Guo Jiangfeng, Xie Ranhong, Xiao Lizhi, Jin Guowen, Gao Lun
State Key Laboratory of Petroleum Resources and Prospecting, China University of Petroleum (Beijing), Beijing 102249, China; Key Laboratory of Earth Prospecting and Information Technology, China University of Petroleum (Beijing), Beijing 102249, China.
State Key Laboratory of Petroleum Resources and Prospecting, China University of Petroleum (Beijing), Beijing 102249, China; Key Laboratory of Earth Prospecting and Information Technology, China University of Petroleum (Beijing), Beijing 102249, China.
J Magn Reson. 2019 Nov;308:106562. doi: 10.1016/j.jmr.2019.07.049. Epub 2019 Jul 17.
We report an effective and robust method for nuclear magnetic resonance (NMR) longitudinal relaxation time-transverse relaxation time (T-T) inversion with double objective functions.
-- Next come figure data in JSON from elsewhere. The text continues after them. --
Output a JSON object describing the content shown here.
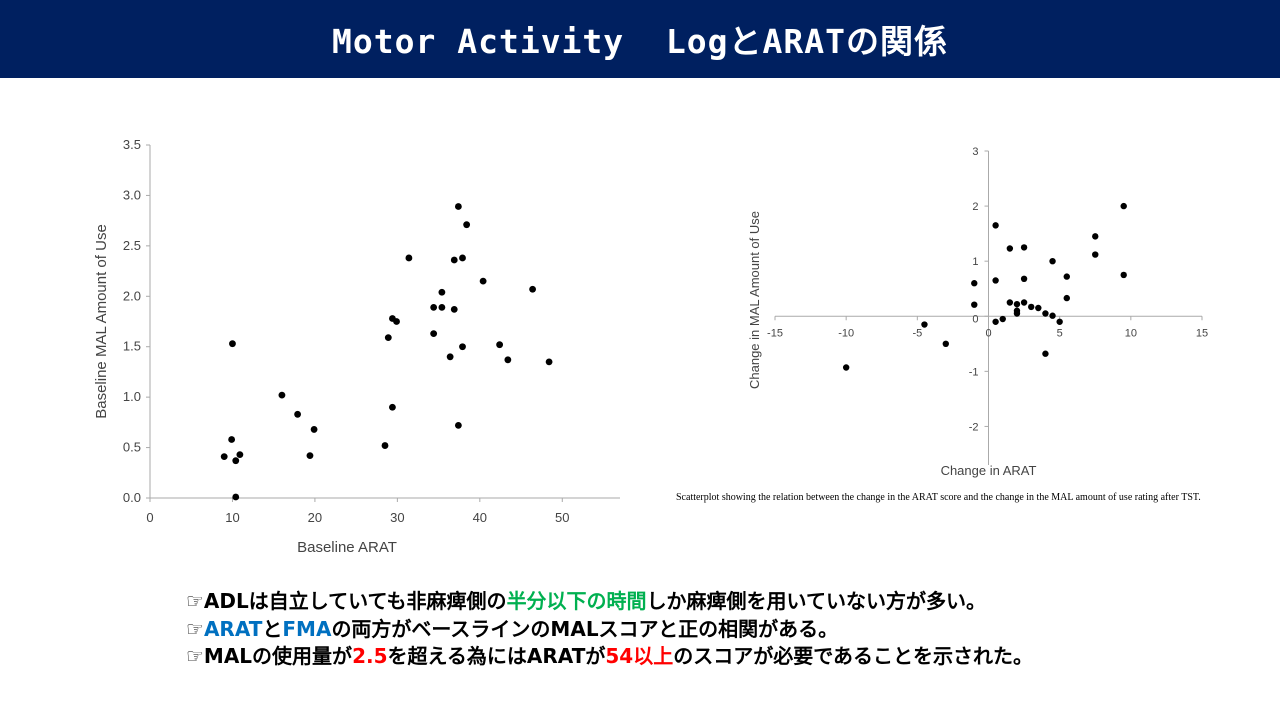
{
  "title": "Motor Activity  LogとARATの関係",
  "chart_data": [
    {
      "type": "scatter",
      "xlabel": "Baseline ARAT",
      "ylabel": "Baseline MAL Amount of Use",
      "xlim": [
        0,
        57
      ],
      "ylim": [
        0,
        3.5
      ],
      "x_ticks": [
        "0",
        "10",
        "20",
        "30",
        "40",
        "50"
      ],
      "y_ticks": [
        "0.0",
        "0.5",
        "1.0",
        "1.5",
        "2.0",
        "2.5",
        "3.0",
        "3.5"
      ],
      "grid": false,
      "points": [
        {
          "x": 9,
          "y": 0.41
        },
        {
          "x": 9.9,
          "y": 0.58
        },
        {
          "x": 10,
          "y": 1.53
        },
        {
          "x": 10.4,
          "y": 0.37
        },
        {
          "x": 10.9,
          "y": 0.43
        },
        {
          "x": 10.4,
          "y": 0.01
        },
        {
          "x": 16,
          "y": 1.02
        },
        {
          "x": 17.9,
          "y": 0.83
        },
        {
          "x": 19.4,
          "y": 0.42
        },
        {
          "x": 19.9,
          "y": 0.68
        },
        {
          "x": 28.5,
          "y": 0.52
        },
        {
          "x": 28.9,
          "y": 1.59
        },
        {
          "x": 29.4,
          "y": 1.78
        },
        {
          "x": 29.4,
          "y": 0.9
        },
        {
          "x": 29.9,
          "y": 1.75
        },
        {
          "x": 31.4,
          "y": 2.38
        },
        {
          "x": 34.4,
          "y": 1.89
        },
        {
          "x": 34.4,
          "y": 1.63
        },
        {
          "x": 35.4,
          "y": 1.89
        },
        {
          "x": 35.4,
          "y": 2.04
        },
        {
          "x": 36.4,
          "y": 1.4
        },
        {
          "x": 36.9,
          "y": 2.36
        },
        {
          "x": 36.9,
          "y": 1.87
        },
        {
          "x": 37.4,
          "y": 2.89
        },
        {
          "x": 37.4,
          "y": 0.72
        },
        {
          "x": 37.9,
          "y": 2.38
        },
        {
          "x": 37.9,
          "y": 1.5
        },
        {
          "x": 38.4,
          "y": 2.71
        },
        {
          "x": 40.4,
          "y": 2.15
        },
        {
          "x": 42.4,
          "y": 1.52
        },
        {
          "x": 43.4,
          "y": 1.37
        },
        {
          "x": 46.4,
          "y": 2.07
        },
        {
          "x": 48.4,
          "y": 1.35
        }
      ]
    },
    {
      "type": "scatter",
      "xlabel": "Change in ARAT",
      "ylabel": "Change in MAL Amount of Use",
      "xlim": [
        -15,
        15
      ],
      "ylim": [
        -2.7,
        3
      ],
      "x_ticks": [
        "-15",
        "-10",
        "-5",
        "0",
        "5",
        "10",
        "15"
      ],
      "y_ticks": [
        "3",
        "2",
        "1",
        "0",
        "-1",
        "-2"
      ],
      "grid": false,
      "points": [
        {
          "x": -10,
          "y": -0.93
        },
        {
          "x": -4.5,
          "y": -0.15
        },
        {
          "x": -3,
          "y": -0.5
        },
        {
          "x": -1,
          "y": 0.6
        },
        {
          "x": -1,
          "y": 0.21
        },
        {
          "x": 0.5,
          "y": 1.65
        },
        {
          "x": 0.5,
          "y": 0.65
        },
        {
          "x": 0.5,
          "y": -0.1
        },
        {
          "x": 1,
          "y": -0.05
        },
        {
          "x": 1.5,
          "y": 1.23
        },
        {
          "x": 1.5,
          "y": 0.25
        },
        {
          "x": 2,
          "y": 0.22
        },
        {
          "x": 2,
          "y": 0.1
        },
        {
          "x": 2,
          "y": 0.05
        },
        {
          "x": 2.5,
          "y": 1.25
        },
        {
          "x": 2.5,
          "y": 0.68
        },
        {
          "x": 2.5,
          "y": 0.25
        },
        {
          "x": 3,
          "y": 0.17
        },
        {
          "x": 3.5,
          "y": 0.15
        },
        {
          "x": 4,
          "y": 0.05
        },
        {
          "x": 4,
          "y": -0.68
        },
        {
          "x": 4.5,
          "y": 1.0
        },
        {
          "x": 4.5,
          "y": 0.01
        },
        {
          "x": 5,
          "y": -0.1
        },
        {
          "x": 5.5,
          "y": 0.72
        },
        {
          "x": 5.5,
          "y": 0.33
        },
        {
          "x": 7.5,
          "y": 1.45
        },
        {
          "x": 7.5,
          "y": 1.12
        },
        {
          "x": 9.5,
          "y": 2.0
        },
        {
          "x": 9.5,
          "y": 0.75
        }
      ]
    }
  ],
  "caption": "Scatterplot showing the relation between the change in the ARAT score and the change in the MAL amount of use rating after TST.",
  "bullets": [
    {
      "segments": [
        {
          "text": "☞ADLは自立していても非麻痺側の",
          "color": ""
        },
        {
          "text": "半分以下の時間",
          "color": "#00b050"
        },
        {
          "text": "しか麻痺側を用いていない方が多い。",
          "color": ""
        }
      ]
    },
    {
      "segments": [
        {
          "text": "☞",
          "color": ""
        },
        {
          "text": "ARAT",
          "color": "#0070c0"
        },
        {
          "text": "と",
          "color": ""
        },
        {
          "text": "FMA",
          "color": "#0070c0"
        },
        {
          "text": "の両方がベースラインのMALスコアと正の相関がある。",
          "color": ""
        }
      ]
    },
    {
      "segments": [
        {
          "text": "☞MALの使用量が",
          "color": ""
        },
        {
          "text": "2.5",
          "color": "#ff0000"
        },
        {
          "text": "を超える為にはARATが",
          "color": ""
        },
        {
          "text": "54以上",
          "color": "#ff0000"
        },
        {
          "text": "のスコアが必要であることを示された。",
          "color": ""
        }
      ]
    }
  ]
}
First, we develop the first objective function based on L1 regularization, proposed an effective method to choose the optimum L1 regularization parameter, and solve the objective function employing a two-step iterative shrinkage/thresholding algorithm. Subsequently, we update the kernel matrix based on the solution of the first objective function, and then develop the second objective function using the measured data and updated kernel matrix based on the least-squares principle, and we use the conjugate gradient algorithm for the first time to solve the objective function about NMR data inversion. To improve the speed of NMR T-T inversion, we present a Gaussian-based random SVD method. Finally, numerical and experimental examples are done to test the robustness of the proposed inversion method. The results indicate that the proposed inversion method can effectively achieve NMR T-T inversion at a low data SNR.
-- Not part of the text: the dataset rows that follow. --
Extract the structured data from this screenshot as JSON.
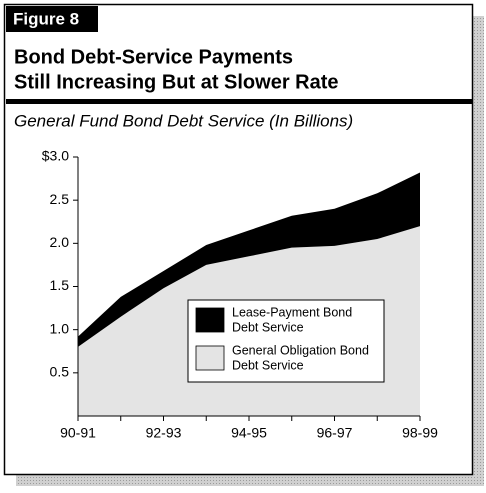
{
  "chart_data": {
    "type": "stacked-area",
    "figure_label": "Figure 8",
    "title": [
      "Bond Debt-Service Payments",
      "Still Increasing But at Slower Rate"
    ],
    "subtitle": "General Fund Bond Debt Service (In Billions)",
    "categories": [
      "90-91",
      null,
      "92-93",
      null,
      "94-95",
      null,
      "96-97",
      null,
      "98-99"
    ],
    "series": [
      {
        "name": [
          "Lease-Payment Bond",
          "Debt Service"
        ],
        "color": "#000000",
        "values": [
          0.12,
          0.23,
          0.2,
          0.23,
          0.3,
          0.37,
          0.43,
          0.53,
          0.62
        ]
      },
      {
        "name": [
          "General Obligation Bond",
          "Debt Service"
        ],
        "color": "#e4e4e4",
        "values": [
          0.8,
          1.15,
          1.48,
          1.75,
          1.85,
          1.95,
          1.97,
          2.05,
          2.2
        ]
      }
    ],
    "ylim": [
      0,
      3
    ],
    "yticks": [
      {
        "value": 0.5,
        "label": "0.5"
      },
      {
        "value": 1,
        "label": "1.0"
      },
      {
        "value": 1.5,
        "label": "1.5"
      },
      {
        "value": 2,
        "label": "2.0"
      },
      2.5,
      {
        "value": 3,
        "label": "$3.0"
      }
    ]
  }
}
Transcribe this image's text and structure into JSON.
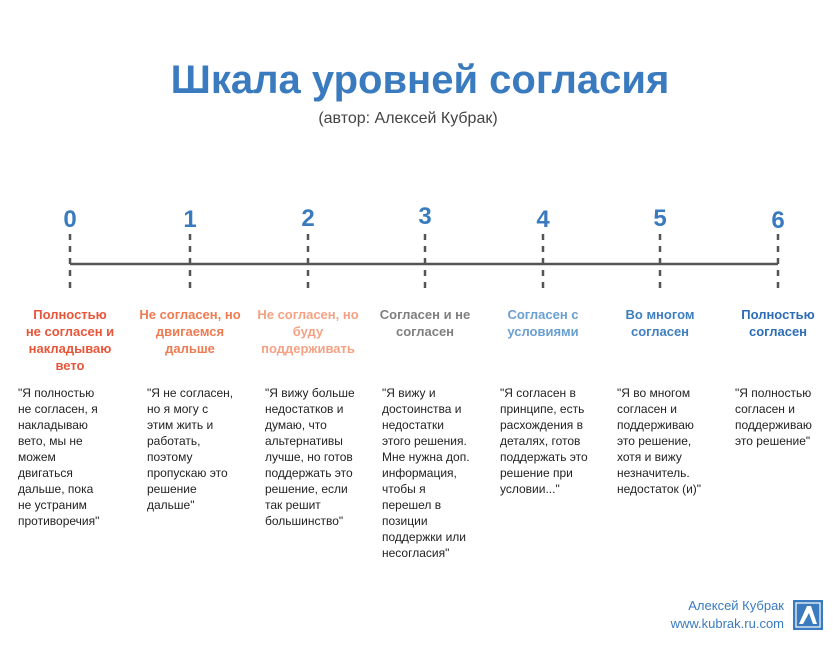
{
  "header": {
    "title": "Шкала уровней согласия",
    "subtitle": "(автор: Алексей Кубрак)"
  },
  "levels": [
    {
      "number": "0",
      "color": "#e8563a",
      "label": [
        "Полностью",
        "не согласен и",
        "накладываю",
        "вето"
      ],
      "quote": [
        "\"Я полностью",
        "не согласен, я",
        "накладываю",
        "вето, мы не",
        "можем",
        "двигаться",
        "дальше, пока",
        "не устраним",
        "противоречия\""
      ]
    },
    {
      "number": "1",
      "color": "#ee7b52",
      "label": [
        "Не согласен, но",
        "двигаемся",
        "дальше"
      ],
      "quote": [
        "\"Я не согласен,",
        "но я могу с",
        "этим жить и",
        "работать,",
        "поэтому",
        "пропускаю это",
        "решение",
        "дальше\""
      ]
    },
    {
      "number": "2",
      "color": "#f4a283",
      "label": [
        "Не согласен, но",
        "буду",
        "поддерживать"
      ],
      "quote": [
        "\"Я вижу больше",
        "недостатков и",
        "думаю, что",
        "альтернативы",
        "лучше, но готов",
        "поддержать это",
        "решение, если",
        "так решит",
        "большинство\""
      ]
    },
    {
      "number": "3",
      "color": "#7f7f7f",
      "label": [
        "Согласен и не",
        "согласен"
      ],
      "quote": [
        "\"Я вижу и",
        "достоинства и",
        "недостатки",
        "этого решения.",
        "Мне нужна доп.",
        "информация,",
        "чтобы я",
        "перешел в",
        "позиции",
        "поддержки или",
        "несогласия\""
      ]
    },
    {
      "number": "4",
      "color": "#6a9fd1",
      "label": [
        "Согласен с",
        "условиями"
      ],
      "quote": [
        "\"Я согласен в",
        "принципе, есть",
        "расхождения в",
        "деталях, готов",
        "поддержать это",
        "решение при",
        "условии...\""
      ]
    },
    {
      "number": "5",
      "color": "#3f7fbf",
      "label": [
        "Во многом",
        "согласен"
      ],
      "quote": [
        "\"Я во многом",
        "согласен и",
        "поддерживаю",
        "это решение,",
        "хотя и вижу",
        "незначитель.",
        "недостаток (и)\""
      ]
    },
    {
      "number": "6",
      "color": "#2d6db6",
      "label": [
        "Полностью",
        "согласен"
      ],
      "quote": [
        "\"Я полностью",
        "согласен и",
        "поддерживаю",
        "это решение\""
      ]
    }
  ],
  "footer": {
    "author": "Алексей Кубрак",
    "site": "www.kubrak.ru.com"
  }
}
我们报告了一种用于核磁共振(NMR)纵向弛豫时间 - 横向弛豫时间(T - T)反演的有效且稳健的方法,该方法具有双目标函数。首先,我们基于L1正则化开发了第一个目标函数,提出了一种选择最优L1正则化参数的有效方法,并采用两步迭代收缩/阈值算法求解该目标函数。随后,我们基于第一个目标函数的解更新核矩阵,然后基于最小二乘法原理,利用测量数据和更新后的核矩阵开发第二个目标函数,并首次使用共轭梯度算法求解关于NMR数据反演的目标函数。为了提高NMR T - T反演的速度,我们提出了一种基于高斯的随机奇异值分解(SVD)方法。最后,通过数值和实验示例来测试所提出反演方法的稳健性。结果表明,所提出的反演方法能够在低数据信噪比下有效地实现NMR T - T反演。